Ferenc Almássy: Not even a Member of Parliament?

George Simion: Not even a Member of Parliament. We asked a lot of questions through parliamentary channels, and they don’t answer them. This is like the secret of Pulcinella. It’s hard for the people to trust them when they’re not transparent. And people don’t trust them. This is why Romanians don’t get vaccinated. We are trying to get Romanians back from abroad to build our country, but it’s hard when nobody cares about economic growth and the sovereignty of the country. All the government does is to borrow money from the IMF and the World Bank. This is not sustainable, because eventually the World Bank will say that we have to give away our gas reserves for free, for example.

So for me the corona crisis is symptomatic of what happens to a Romania that has been governed by external forces for the past 30 years. We destroyed our economy. We destroyed our factories. People went to work abroad, and we see no future in Romania.

That is why Romanians support us, and also why we are not typical politicians who tell lies. We say what everybody sees. They are not their own masters, these people who claim to govern us.

Ferenc Almássy: Romania has been a member of the EU for 14 years, but you still haven’t joined the Schengen Zone. Why? It’s a relatively safe country. The borders are secured. Maybe it’s because of Constanța [the main Romanian seaport], that would make trouble for a lot of them, or maybe it’s for other reasons. So in your opinion, should Romania join the Schengen Zone?

George Simion: Romania should be allowed to prosper economically, but we are being blocked from entering the Schengen Zone.

Of course, Constanța would take the money that is currently being made in Rotterdam, so for as long as we won’t sell Constanța, we won’t be allowed to enter Schengen. We were supposed to live in a common union that takes care of all of us, but we, the poorer nations of this union, don’t benefit from this equally.

Ferenc Almássy: Last question. The Hungarian minority is a huge one in Romania.

George Simion: 5%, yes.

Ferenc Almássy: This has been a source of tensions for a long time. How do you see the future of cooperation between those of Romanian and Hungarian ethnicity?

George Simion: First of all, I see Bucharest and Budapest working together, cooperating, as two independent countries. Hungarians who have Romanian citizenship are very important for us. We have Members of Parliament who are ethnically Hungarian. We respect them. We want to build a future together.

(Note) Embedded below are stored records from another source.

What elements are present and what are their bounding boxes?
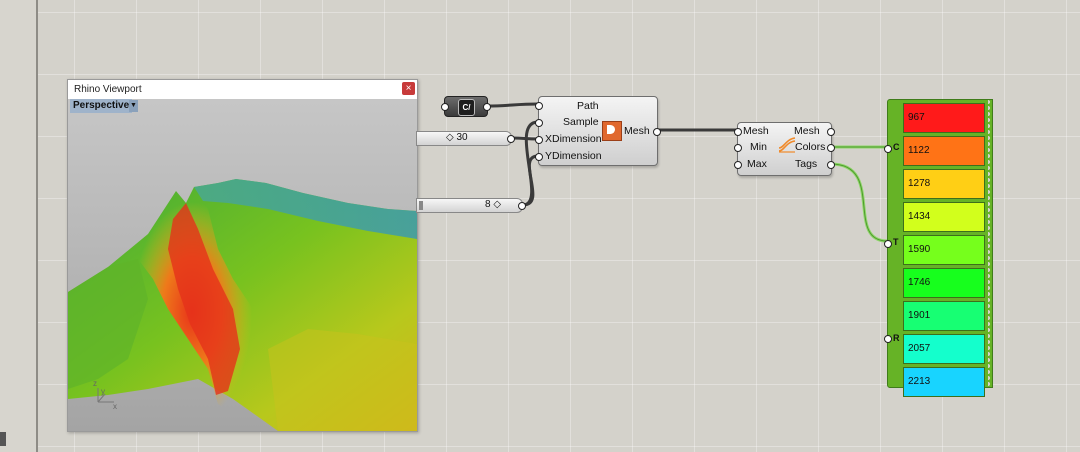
viewport-view-label[interactable]: Perspective [70, 99, 133, 113]
legend-item: 1590 [903, 235, 985, 265]
legend-item: 967 [903, 103, 985, 133]
file-path-param[interactable]: C/ [441, 96, 491, 117]
gradient-icon [778, 137, 796, 153]
wire-path [486, 102, 539, 108]
legend-zigzag-edge [988, 99, 994, 386]
port-mesh-out[interactable] [653, 128, 661, 136]
legend-port-c: C [893, 142, 900, 152]
port-path[interactable] [535, 102, 543, 110]
image-mesh-icon [602, 121, 622, 141]
wire-tags-core [830, 163, 888, 242]
slider-y-value-text: 8 [485, 199, 491, 210]
port-ydimension[interactable] [535, 153, 543, 161]
slider-y-dimension[interactable]: 8 ◇ [416, 198, 526, 213]
legend-item: 1122 [903, 136, 985, 166]
axis-gizmo-icon [97, 388, 114, 403]
terrain-mesh [68, 179, 417, 431]
output-mesh-label-2: Mesh [794, 125, 820, 137]
viewport-titlebar[interactable]: Rhino Viewport × [68, 80, 417, 99]
legend-item: 2057 [903, 334, 985, 364]
rhino-viewport-window[interactable]: Rhino Viewport × Perspective ▼ z y x [67, 79, 418, 432]
port-mesh-out-2[interactable] [827, 128, 835, 136]
path-param-input-port[interactable] [441, 103, 449, 111]
legend-port-t-dot[interactable] [884, 240, 892, 248]
port-min[interactable] [734, 144, 742, 152]
wire-tags [830, 162, 888, 243]
slider-y-value[interactable]: 8 ◇ [485, 199, 501, 210]
input-path-label: Path [577, 100, 599, 112]
input-min-label: Min [750, 141, 767, 153]
input-sample-label: Sample [563, 116, 599, 128]
slider-x-output-port[interactable] [507, 135, 515, 143]
canvas-left-edge [0, 0, 38, 452]
port-mesh-in[interactable] [734, 128, 742, 136]
input-mesh-label: Mesh [743, 125, 769, 137]
port-sample[interactable] [535, 119, 543, 127]
path-param-output-port[interactable] [483, 103, 491, 111]
port-colors-out[interactable] [827, 144, 835, 152]
legend-item: 1434 [903, 202, 985, 232]
close-icon[interactable]: × [402, 82, 415, 95]
wire-slider-y-ydim [522, 154, 539, 207]
legend-port-r: R [893, 333, 900, 343]
port-max[interactable] [734, 161, 742, 169]
legend-item: 2213 [903, 367, 985, 397]
viewport-title: Rhino Viewport [74, 84, 142, 95]
wire-slider-y-sample [522, 120, 539, 207]
port-tags-out[interactable] [827, 161, 835, 169]
input-max-label: Max [747, 158, 767, 170]
viewport-canvas[interactable]: Perspective ▼ z y x [68, 99, 417, 431]
legend-port-t: T [893, 237, 899, 247]
slider-y-output-port[interactable] [518, 202, 526, 210]
image-mesh-component[interactable]: Path Sample XDimension YDimension Mesh [535, 96, 661, 166]
canvas-left-tab[interactable] [0, 432, 6, 446]
slider-x-value[interactable]: ◇ 30 [446, 132, 468, 143]
legend-port-c-dot[interactable] [884, 145, 892, 153]
slider-x-dimension[interactable]: ◇ 30 [416, 131, 515, 146]
output-colors-label: Colors [795, 141, 826, 153]
legend-item: 1901 [903, 301, 985, 331]
slider-y-grip[interactable] [419, 201, 423, 210]
chevron-down-icon[interactable]: ▼ [129, 100, 138, 112]
terrain-lower-right [268, 329, 417, 431]
output-tags-label: Tags [795, 158, 818, 170]
legend-item: 1278 [903, 169, 985, 199]
port-xdimension[interactable] [535, 136, 543, 144]
file-path-icon: C/ [458, 99, 475, 116]
input-xdimension-label: XDimension [545, 133, 602, 145]
gradient-component[interactable]: Mesh Min Max Mesh Colors Tags [734, 122, 835, 176]
legend-list: 967 1122 1278 1434 1590 1746 1901 2057 2213 [903, 103, 985, 400]
output-mesh-label: Mesh [624, 125, 650, 137]
slider-x-value-text: 30 [456, 132, 468, 143]
legend-item: 1746 [903, 268, 985, 298]
legend-port-r-dot[interactable] [884, 335, 892, 343]
input-ydimension-label: YDimension [545, 150, 602, 162]
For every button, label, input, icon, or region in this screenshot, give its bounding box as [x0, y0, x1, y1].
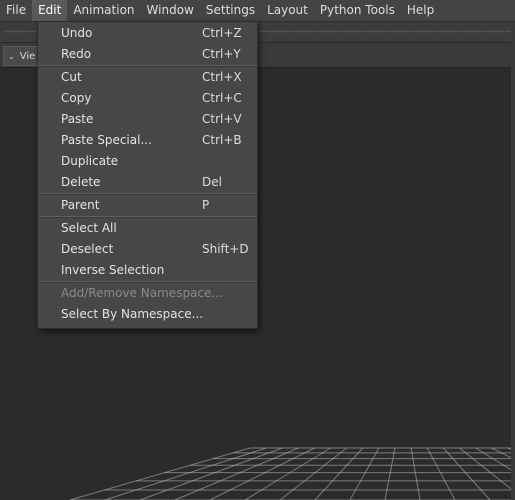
- menu-item-shortcut: Del: [202, 175, 222, 189]
- menu-item-label: Paste: [61, 112, 94, 126]
- menu-item-label: Undo: [61, 26, 93, 40]
- menu-item-shortcut: Ctrl+V: [202, 112, 242, 126]
- menu-item-label: Select All: [61, 221, 117, 235]
- menu-item-label: Delete: [61, 175, 101, 189]
- menu-file[interactable]: File: [0, 0, 32, 21]
- menu-item-select-by-namespace[interactable]: Select By Namespace...: [38, 304, 257, 325]
- menu-item-label: Redo: [61, 47, 92, 61]
- menu-settings[interactable]: Settings: [200, 0, 261, 21]
- grid-line: [244, 447, 331, 500]
- menu-edit[interactable]: Edit: [32, 0, 68, 21]
- menu-item-shortcut: Shift+D: [202, 242, 249, 256]
- menu-item-duplicate[interactable]: Duplicate: [38, 151, 257, 172]
- menu-item-cut[interactable]: Cut Ctrl+X: [38, 67, 257, 88]
- menu-item-label: Deselect: [61, 242, 114, 256]
- menu-item-label: Copy: [61, 91, 92, 105]
- window-right-edge: [511, 22, 515, 500]
- menu-item-label: Add/Remove Namespace...: [61, 286, 223, 300]
- menu-item-shortcut: Ctrl+Y: [202, 47, 241, 61]
- grid-line: [314, 447, 364, 500]
- application-window: File Edit Animation Window Settings Layo…: [0, 0, 515, 500]
- menu-item-select-all[interactable]: Select All: [38, 218, 257, 239]
- menu-item-paste[interactable]: Paste Ctrl+V: [38, 109, 257, 130]
- menu-item-shortcut: Ctrl+Z: [202, 26, 242, 40]
- viewport-panel-menu-button[interactable]: ⌄ Vie: [3, 46, 41, 66]
- grid-line: [104, 447, 267, 500]
- menu-item-label: Inverse Selection: [61, 263, 165, 277]
- menu-item-inverse-selection[interactable]: Inverse Selection: [38, 260, 257, 281]
- edit-menu-dropdown: Undo Ctrl+Z Redo Ctrl+Y Cut Ctrl+X Copy Ctrl+C P…: [37, 21, 258, 329]
- menu-help[interactable]: Help: [401, 0, 440, 21]
- menu-item-parent[interactable]: Parent P: [38, 195, 257, 216]
- grid-line: [410, 447, 421, 500]
- menu-item-shortcut: Ctrl+X: [202, 70, 242, 84]
- menu-item-shortcut: Ctrl+B: [202, 133, 242, 147]
- menu-item-shortcut: Ctrl+C: [202, 91, 242, 105]
- viewport-panel-menu-label: Vie: [19, 50, 36, 62]
- menu-item-label: Paste Special...: [61, 133, 152, 147]
- menu-item-label: Parent: [61, 198, 100, 212]
- menu-item-copy[interactable]: Copy Ctrl+C: [38, 88, 257, 109]
- menu-item-label: Select By Namespace...: [61, 307, 204, 321]
- grid-line: [349, 447, 380, 500]
- menu-animation[interactable]: Animation: [67, 0, 140, 21]
- menu-item-paste-special[interactable]: Paste Special... Ctrl+B: [38, 130, 257, 151]
- menu-item-undo[interactable]: Undo Ctrl+Z: [38, 23, 257, 44]
- menu-item-delete[interactable]: Delete Del: [38, 172, 257, 193]
- menu-item-redo[interactable]: Redo Ctrl+Y: [38, 44, 257, 65]
- grid-line: [384, 447, 396, 500]
- menu-layout[interactable]: Layout: [261, 0, 314, 21]
- menu-bar: File Edit Animation Window Settings Layo…: [0, 0, 515, 22]
- grid-line: [475, 447, 515, 473]
- menu-python-tools[interactable]: Python Tools: [314, 0, 401, 21]
- menu-item-add-remove-namespace: Add/Remove Namespace...: [38, 283, 257, 304]
- grid-line: [174, 447, 299, 500]
- menu-item-label: Duplicate: [61, 154, 119, 168]
- chevron-down-icon: ⌄: [8, 51, 15, 61]
- grid-line: [279, 447, 347, 500]
- menu-item-deselect[interactable]: Deselect Shift+D: [38, 239, 257, 260]
- menu-item-label: Cut: [61, 70, 82, 84]
- menu-item-shortcut: P: [202, 198, 210, 212]
- menu-window[interactable]: Window: [141, 0, 200, 21]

These tensions through the years were politically provoked. We think we need much more integration. We need to help the Hungarians to get jobs, because many of them were prevented from learning the Romanian language by the UDMR [Democratic Alliance of Hungarians in Romania]. This is a problem because they won’t be able to be integrated into the workforce, for example. But they also have to be able to keep their identity: to learn their language, to go to their churches, to be able to celebrate their traditional holidays, just as the Romanians living in Hungary. We have similar problems with countries that don’t respect the right of the national minorities to their own language, church, and so on, such as in Serbia and Ukraine. I think all countries should respect the specificities of each ethnic group.

I think Romania does this. For each ethnic group, we have one Member of Parliament – there are 18. I think there is a problem with the UDMR, a party which makes a ghetto within the political scene, because we should have ethnic Hungarians and Members of Parliament in all the parties, rather than to have one purely for ethnic reasons. Most of the ethnic Hungarians are in Covasna and Harghita counties, and we should help these counties develop and grow. The ethnic Hungarian politicians from the UDMR are nothing but the same corrupt politicians who have been running Romania for the past 30 years. They were in power and they were involved in many dirty businesses, such as illegal logging, cutting down our forests.